Rachel Shields, The Independent
The nation’s landscape is changing before our eyes. Record numbers of people are preparing to dig up their manicured lawns and privet hedges. Even the most modish gardens are sporting freshly dug vegetable beds, sapling fruit trees and nascent compost heaps.

…The vogue for landscape gardening was spurred on in the late 1990s by garden makeover shows such as Ground Force, headed by Alan Titchmarsh. It has been replaced by a fashion for “edible gardening”, with celebrities such as the Blur bassist Alex James espousing self-grown “five-a-day” healthy eating.

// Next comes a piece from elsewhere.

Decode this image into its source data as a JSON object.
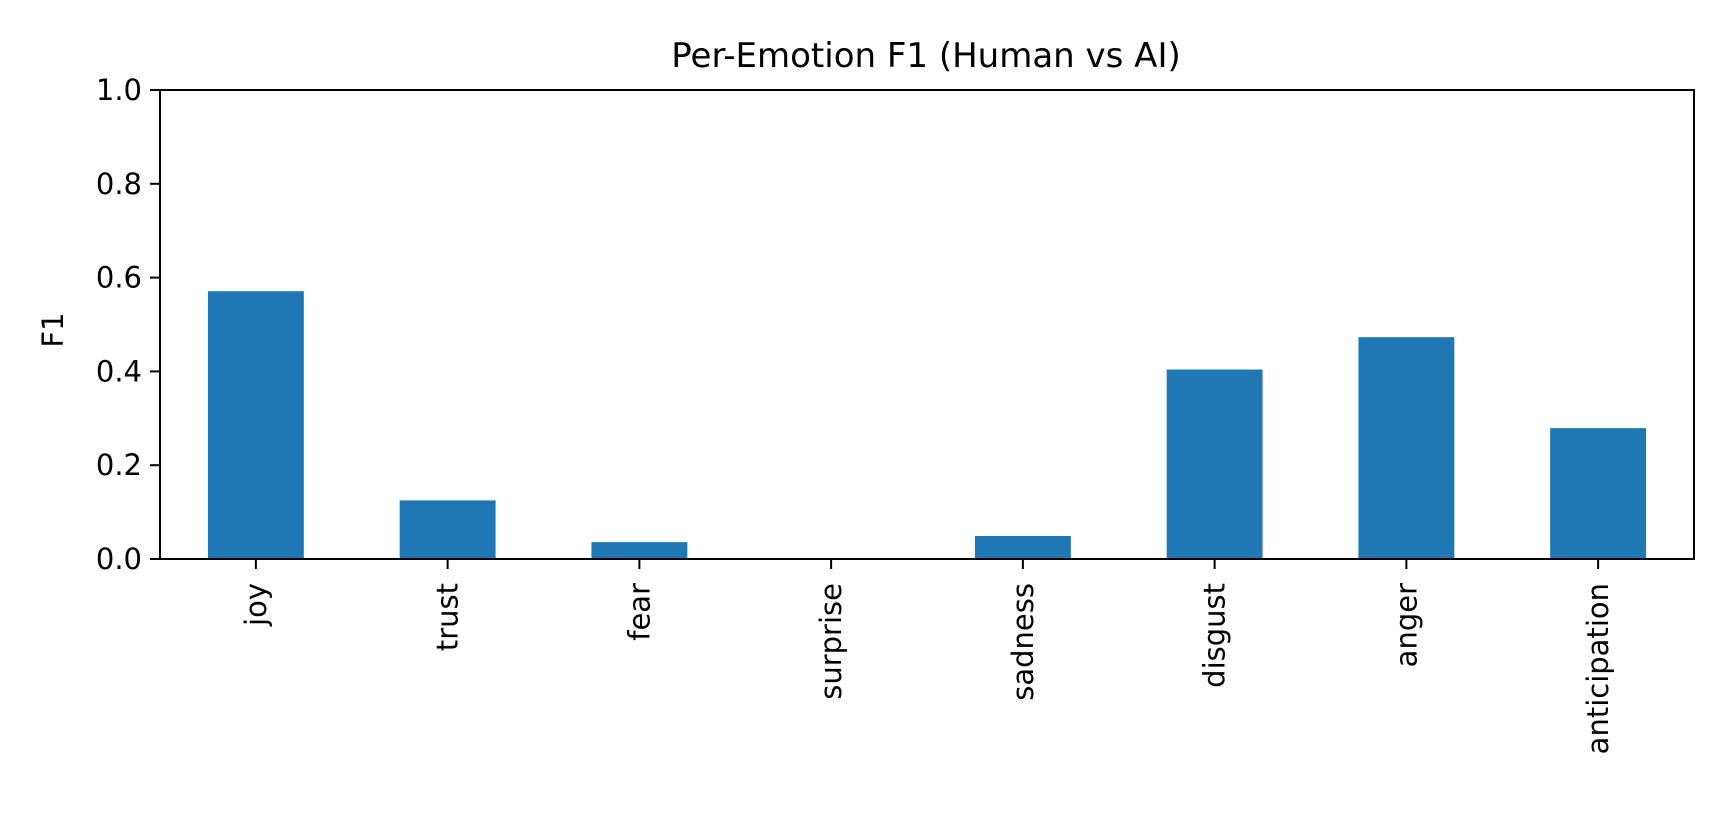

…The UK’s leading seed sellers, Tuckers, Marshalls and packetseeds.com, are struggling to cope with the number of orders coming in. The Horticultural Trades Association put UK sales of the seeds of edible plants at £40.3m in 2007; new figures expected shortly are likely to show significant growth.

…”Everyone, from every social group and level that you can imagine, has allotments – doctors, the unemployed, the elderly, families. It is growing in popularity because people care about food, their carbon footprint and the economic situation – allotments address all of these issues,” said Ms Kelly.

For those of you who might not know, allotments are small plots of land that people in the UK can rent from their local councils to grow food on. There is a terrible shortage due to the increased demand, partly due to much of this land having been sold off to property developers back in the boom years. Hopefully this is a trend that is now going to reverse! KS
(18 January 2009)


Foodie Food Storage

Sharon Astyk, Casaubon’s Book
One of the questions that comes up a lot is how people who are accustomed to eating mostly high quality, fresh foods adapt to a diet of stored and preserved foods. People are concerned that this means an inevitable shift towards canned, processed and lower quality food than a fresh diet would allow for.

My own opinion is that this is actually a false dichotomy – and not a trade off I’d personally ever accept. The problem, IMHO, is not the issue of fresh foods vs. processed, but of making a real dietary shift that actually means that you are eating the best of your seasonal, preserved and fresh foods, rather than trying to reproduce your old diet. “Foodie” food storage – food storage for people who love to eat and to eat delicious, high quality meals – begins from the recognition that it is truly a way of eating, and one that changes with time and season.

…The weak links in food storage are meat, milk and eggs. Most of the non-fossil powered methods of long term storage aren’t something you want to work with every day – salting, smoking and sausaging result in food products that are extremely tasty, but not really healthy for everyday inclusion in your diet. Powdered eggs and milk taste little like the alternatives.

But then again, it is worth remembering that the peasant cuisines that we base much of our best food upon never contained meat, milk and eggs in the quantities we have them now, never ate them all year round. That is, no one ever ate osso buco nightly, or cassoulet daily. And the cassoulet was born as a way to extend small amounts of meat with beans and other foods. That is, the perception we have of most cuisines is a false one – few societies as disconnected from agriculture have ever eaten animal products as we do – as a universal, seasonless food.

…So the first reality of food storage is that we’re headed back to the peasant cusines – as they existed for ordinary people. That means fewer animal products all around – maybe none, since it is perfectly possible to produce brilliant, delicious food without it, or perhaps eaten as we once ate them, as the foods of France, Italy, Turkey, China, and other places evolved.